3. It’s cold in the morning and cold at night, and although I know from experience that it will take roughly one month before I’m bitching and moaning about how freezing and miserable I am, for the time being it’s really nice. In California I bought new socks to celebrate.
4. I’m reading Red Hook Road by Ayelet Waldman, who is married to Michael Chabon, who I love. It’s good but boring and makes me wonder what the two of them talk about at dinner, if he is all “Literary Themes! An alternate universe where Alaska is a Jewish state! Comic books! Harry Houdini! Homoeroticism!” and she is all “New England love story with class issues!” Frankly it seems like sort of what it would be like if I was married to Michael Chabon.
5. I’m going to go make an egg sandwich. If you were here I’d make you one, too.
and other Left Coast randomness:
pizzas with feta, avocado, chicken, and veg. neon and darkness. chilton. corelyn being awesome. amiee being awesome. eat pray love being awesome (whatever, i don’t care that everyone else hated it, it had javier bardem and an elephant and i think you all were demanding too much). amoeba. home. rummy in the park. sunshine and brunch. phase ten on the couch. the best croque monsieur i’ve ever eaten. new sneaks. long talks.

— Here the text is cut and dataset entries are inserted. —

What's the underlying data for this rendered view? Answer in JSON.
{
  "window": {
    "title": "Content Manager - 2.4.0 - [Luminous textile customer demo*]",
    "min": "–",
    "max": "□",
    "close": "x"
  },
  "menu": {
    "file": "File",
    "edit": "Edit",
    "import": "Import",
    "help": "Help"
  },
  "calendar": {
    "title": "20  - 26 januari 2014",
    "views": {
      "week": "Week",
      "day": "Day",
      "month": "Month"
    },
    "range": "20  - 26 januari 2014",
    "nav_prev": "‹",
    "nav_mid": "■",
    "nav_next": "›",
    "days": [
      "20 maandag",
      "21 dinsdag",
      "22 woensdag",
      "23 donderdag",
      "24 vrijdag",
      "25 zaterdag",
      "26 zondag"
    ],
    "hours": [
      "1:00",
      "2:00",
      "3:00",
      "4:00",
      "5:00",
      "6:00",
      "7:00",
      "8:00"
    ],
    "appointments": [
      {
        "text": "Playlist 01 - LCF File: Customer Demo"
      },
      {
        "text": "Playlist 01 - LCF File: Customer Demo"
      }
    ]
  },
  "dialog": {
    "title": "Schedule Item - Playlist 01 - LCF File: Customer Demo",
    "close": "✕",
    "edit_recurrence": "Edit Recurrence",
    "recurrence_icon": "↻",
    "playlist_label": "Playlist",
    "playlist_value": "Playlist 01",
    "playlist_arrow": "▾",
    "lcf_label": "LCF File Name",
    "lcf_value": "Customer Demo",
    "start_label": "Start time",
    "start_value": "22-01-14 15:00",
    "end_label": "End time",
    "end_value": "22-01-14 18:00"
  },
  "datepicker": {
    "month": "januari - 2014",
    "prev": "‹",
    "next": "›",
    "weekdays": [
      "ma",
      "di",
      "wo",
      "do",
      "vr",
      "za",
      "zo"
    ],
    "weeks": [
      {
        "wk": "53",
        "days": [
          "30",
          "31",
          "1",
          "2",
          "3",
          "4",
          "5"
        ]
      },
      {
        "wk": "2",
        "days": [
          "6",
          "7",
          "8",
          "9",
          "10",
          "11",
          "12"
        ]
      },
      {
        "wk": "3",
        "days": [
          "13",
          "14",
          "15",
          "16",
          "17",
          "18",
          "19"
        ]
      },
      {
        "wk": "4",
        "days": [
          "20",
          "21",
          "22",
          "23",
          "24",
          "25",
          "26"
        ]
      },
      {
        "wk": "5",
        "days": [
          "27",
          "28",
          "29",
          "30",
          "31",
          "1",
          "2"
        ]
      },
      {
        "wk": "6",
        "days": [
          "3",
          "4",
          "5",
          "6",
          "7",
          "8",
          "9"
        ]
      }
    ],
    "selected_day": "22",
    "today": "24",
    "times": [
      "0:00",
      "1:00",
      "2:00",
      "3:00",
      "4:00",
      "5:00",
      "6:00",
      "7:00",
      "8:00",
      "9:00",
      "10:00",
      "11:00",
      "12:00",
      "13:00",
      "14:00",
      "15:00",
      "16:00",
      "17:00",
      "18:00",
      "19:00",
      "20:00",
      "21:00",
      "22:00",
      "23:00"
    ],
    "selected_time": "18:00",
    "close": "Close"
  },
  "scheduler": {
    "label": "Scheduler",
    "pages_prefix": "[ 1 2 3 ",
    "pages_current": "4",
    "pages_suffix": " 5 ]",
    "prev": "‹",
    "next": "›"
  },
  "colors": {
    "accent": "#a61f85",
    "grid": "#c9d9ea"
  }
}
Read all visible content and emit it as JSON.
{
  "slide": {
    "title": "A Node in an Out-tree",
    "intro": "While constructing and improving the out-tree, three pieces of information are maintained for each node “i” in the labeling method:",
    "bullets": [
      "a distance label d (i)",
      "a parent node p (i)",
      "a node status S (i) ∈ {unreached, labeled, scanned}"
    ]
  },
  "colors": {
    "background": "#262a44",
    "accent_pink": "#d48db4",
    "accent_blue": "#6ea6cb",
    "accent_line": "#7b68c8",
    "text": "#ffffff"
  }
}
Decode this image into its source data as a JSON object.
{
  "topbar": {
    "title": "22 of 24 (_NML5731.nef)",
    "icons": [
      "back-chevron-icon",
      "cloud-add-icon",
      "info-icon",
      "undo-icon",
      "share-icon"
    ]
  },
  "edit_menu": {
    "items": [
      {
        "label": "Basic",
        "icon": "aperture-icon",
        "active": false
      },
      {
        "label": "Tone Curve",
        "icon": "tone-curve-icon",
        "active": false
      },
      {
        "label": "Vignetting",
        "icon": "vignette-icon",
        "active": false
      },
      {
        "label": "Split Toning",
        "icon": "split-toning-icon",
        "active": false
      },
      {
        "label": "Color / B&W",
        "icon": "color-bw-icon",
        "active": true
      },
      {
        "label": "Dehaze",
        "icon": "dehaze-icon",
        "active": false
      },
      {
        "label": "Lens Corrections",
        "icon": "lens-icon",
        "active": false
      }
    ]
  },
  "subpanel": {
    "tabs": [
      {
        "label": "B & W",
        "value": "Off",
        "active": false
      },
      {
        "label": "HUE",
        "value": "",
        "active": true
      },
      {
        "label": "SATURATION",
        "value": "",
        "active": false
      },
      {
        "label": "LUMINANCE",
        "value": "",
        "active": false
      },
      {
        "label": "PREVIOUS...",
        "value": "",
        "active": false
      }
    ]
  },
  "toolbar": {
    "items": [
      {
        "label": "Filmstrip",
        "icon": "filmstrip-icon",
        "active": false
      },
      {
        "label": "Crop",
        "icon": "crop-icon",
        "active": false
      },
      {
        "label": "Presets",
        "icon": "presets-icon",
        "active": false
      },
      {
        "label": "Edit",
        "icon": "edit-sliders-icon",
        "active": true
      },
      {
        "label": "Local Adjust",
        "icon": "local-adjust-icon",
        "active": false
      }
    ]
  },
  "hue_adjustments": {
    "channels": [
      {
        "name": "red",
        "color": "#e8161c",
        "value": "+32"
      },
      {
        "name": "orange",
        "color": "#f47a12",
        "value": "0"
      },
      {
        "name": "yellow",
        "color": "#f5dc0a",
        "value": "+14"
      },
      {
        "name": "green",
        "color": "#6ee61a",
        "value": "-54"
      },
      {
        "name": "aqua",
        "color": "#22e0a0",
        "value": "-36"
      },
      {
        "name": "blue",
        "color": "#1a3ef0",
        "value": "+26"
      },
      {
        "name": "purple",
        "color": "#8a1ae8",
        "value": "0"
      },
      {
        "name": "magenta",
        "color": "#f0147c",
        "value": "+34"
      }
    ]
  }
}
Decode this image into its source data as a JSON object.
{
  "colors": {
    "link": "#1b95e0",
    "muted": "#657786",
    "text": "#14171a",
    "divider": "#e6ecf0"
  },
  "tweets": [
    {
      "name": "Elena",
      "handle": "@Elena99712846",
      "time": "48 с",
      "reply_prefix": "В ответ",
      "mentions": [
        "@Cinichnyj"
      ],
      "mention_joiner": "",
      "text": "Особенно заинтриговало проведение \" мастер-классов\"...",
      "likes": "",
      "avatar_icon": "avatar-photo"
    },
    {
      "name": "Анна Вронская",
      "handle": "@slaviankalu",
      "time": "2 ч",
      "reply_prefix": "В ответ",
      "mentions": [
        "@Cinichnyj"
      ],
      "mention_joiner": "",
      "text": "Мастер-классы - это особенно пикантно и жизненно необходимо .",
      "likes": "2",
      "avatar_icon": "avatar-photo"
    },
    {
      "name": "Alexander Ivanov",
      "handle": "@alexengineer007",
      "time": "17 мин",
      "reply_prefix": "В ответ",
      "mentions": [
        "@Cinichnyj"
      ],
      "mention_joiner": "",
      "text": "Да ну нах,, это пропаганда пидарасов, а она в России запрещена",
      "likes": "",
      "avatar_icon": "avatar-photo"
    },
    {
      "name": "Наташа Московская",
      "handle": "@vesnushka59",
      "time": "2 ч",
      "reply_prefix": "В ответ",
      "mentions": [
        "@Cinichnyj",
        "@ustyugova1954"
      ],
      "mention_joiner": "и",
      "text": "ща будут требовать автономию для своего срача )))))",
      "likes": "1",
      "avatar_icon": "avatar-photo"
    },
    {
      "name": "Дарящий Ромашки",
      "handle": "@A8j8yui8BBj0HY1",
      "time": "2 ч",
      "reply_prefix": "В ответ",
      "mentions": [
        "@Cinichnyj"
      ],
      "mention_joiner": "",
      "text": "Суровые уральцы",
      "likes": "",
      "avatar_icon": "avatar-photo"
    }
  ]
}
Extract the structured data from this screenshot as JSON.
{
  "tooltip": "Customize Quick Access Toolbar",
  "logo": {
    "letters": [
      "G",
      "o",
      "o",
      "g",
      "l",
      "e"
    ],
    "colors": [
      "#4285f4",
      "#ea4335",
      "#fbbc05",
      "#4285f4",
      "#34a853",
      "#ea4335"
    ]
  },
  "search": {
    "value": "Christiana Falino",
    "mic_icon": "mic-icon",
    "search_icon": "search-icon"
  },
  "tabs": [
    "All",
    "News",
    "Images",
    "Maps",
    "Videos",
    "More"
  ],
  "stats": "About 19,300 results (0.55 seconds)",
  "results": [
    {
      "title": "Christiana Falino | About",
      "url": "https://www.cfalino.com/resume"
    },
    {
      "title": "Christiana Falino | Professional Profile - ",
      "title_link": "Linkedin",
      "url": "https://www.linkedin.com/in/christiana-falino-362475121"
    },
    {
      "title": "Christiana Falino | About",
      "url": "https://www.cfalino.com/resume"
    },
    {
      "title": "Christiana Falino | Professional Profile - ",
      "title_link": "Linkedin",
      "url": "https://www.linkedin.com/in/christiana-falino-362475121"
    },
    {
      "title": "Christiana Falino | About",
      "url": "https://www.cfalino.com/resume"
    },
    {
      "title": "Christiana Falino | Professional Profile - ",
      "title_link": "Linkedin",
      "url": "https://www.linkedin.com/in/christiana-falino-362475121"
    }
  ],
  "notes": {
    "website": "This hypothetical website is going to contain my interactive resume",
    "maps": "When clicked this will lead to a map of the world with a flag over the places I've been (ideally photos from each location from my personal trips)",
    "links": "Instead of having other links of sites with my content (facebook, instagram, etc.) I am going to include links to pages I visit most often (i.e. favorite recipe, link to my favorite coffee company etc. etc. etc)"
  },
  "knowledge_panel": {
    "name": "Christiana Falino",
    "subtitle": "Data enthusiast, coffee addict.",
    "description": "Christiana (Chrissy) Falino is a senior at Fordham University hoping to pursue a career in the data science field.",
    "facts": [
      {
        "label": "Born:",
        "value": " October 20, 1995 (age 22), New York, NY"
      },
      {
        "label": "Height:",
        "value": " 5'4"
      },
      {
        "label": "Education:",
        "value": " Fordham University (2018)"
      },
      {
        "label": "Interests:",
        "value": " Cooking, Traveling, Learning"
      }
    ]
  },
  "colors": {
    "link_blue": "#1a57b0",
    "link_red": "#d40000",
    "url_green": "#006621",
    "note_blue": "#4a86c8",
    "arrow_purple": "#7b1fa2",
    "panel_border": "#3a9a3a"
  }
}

(hey, soul sister. i miss you already.)
1. My aunt, who is cool, sent me my great-grandparents’ alien registration cards from 1942: Last of Italy. Grandma Victoria Vitarelle Cotugno was 44 when her picture was taken, though she looks at least twenty years older. There’s an expression on her face as if she’d like to kick your ass. I’m into it. I dig her. The note from my aunt said: she had a difficult life.
2. Plowing through nearly everything on yesterday’s to-do list, including but certainly not limited to a big-girl haircut, 500 words of the Big Fat Greek Writing Project, a double batch of pie crust (I really wasn’t kidding about this being the season of pie), a handful of magazine submissions, and a little online shopping. Just to reiterate: I really like working part-time.
3. I made Deb’s herbed summer squash and potato torte for H & J the other night. It tasted like fancy potatoes au gratin, which is to say, delicious.
4. I’m reading Shopgirl. It’s heartbreaking but rad. Marissa told me it was rad like three years ago, but I am notoriously slow on the uptake. After that I’m going to read Consider the Lobster, because apparently I want to be a filthy wretched hipster when I grow up.
5. I’m going to California tomorrow. Two of my three best girls are gonna be there, and no hillbilly hurricane is gonna keep me away.
Full disclosure: it looks absolutely nothing like this outside my house right now. As a matter of fact, it’s hot as two squirrels screwing in a wool sock, as all one hundred thousand sweaty people moving into my neighborhood today would be more than happy to tell you, and Southie smells less like crispy fall leaves than like putrid, rotting garbage.
HOWEVER: I love September. September is so good-hearted and earnest. September has new shoes and trimmed bangs and is going to get all her homework done on time. September is trying out for the musical and considering running for student council, but first she needs to finish her incompletes from last semester.
I need to finish my incompletes, too. One conclusion I’ve come to this summer is that while I’m aces when it comes to optimistic goal-setting, I am absolute rubbish at follow-through. Like, total shit at it. Like, I started to think about all the things I said I was going to do this year and then completely forgot about, and it made me feel a little like I was going to hurl.
SO. This September isn’t about new projects for me, really. This September–and the rest of this disappearing year–is about finishing what I’ve started.
And also about making pies, because, come on.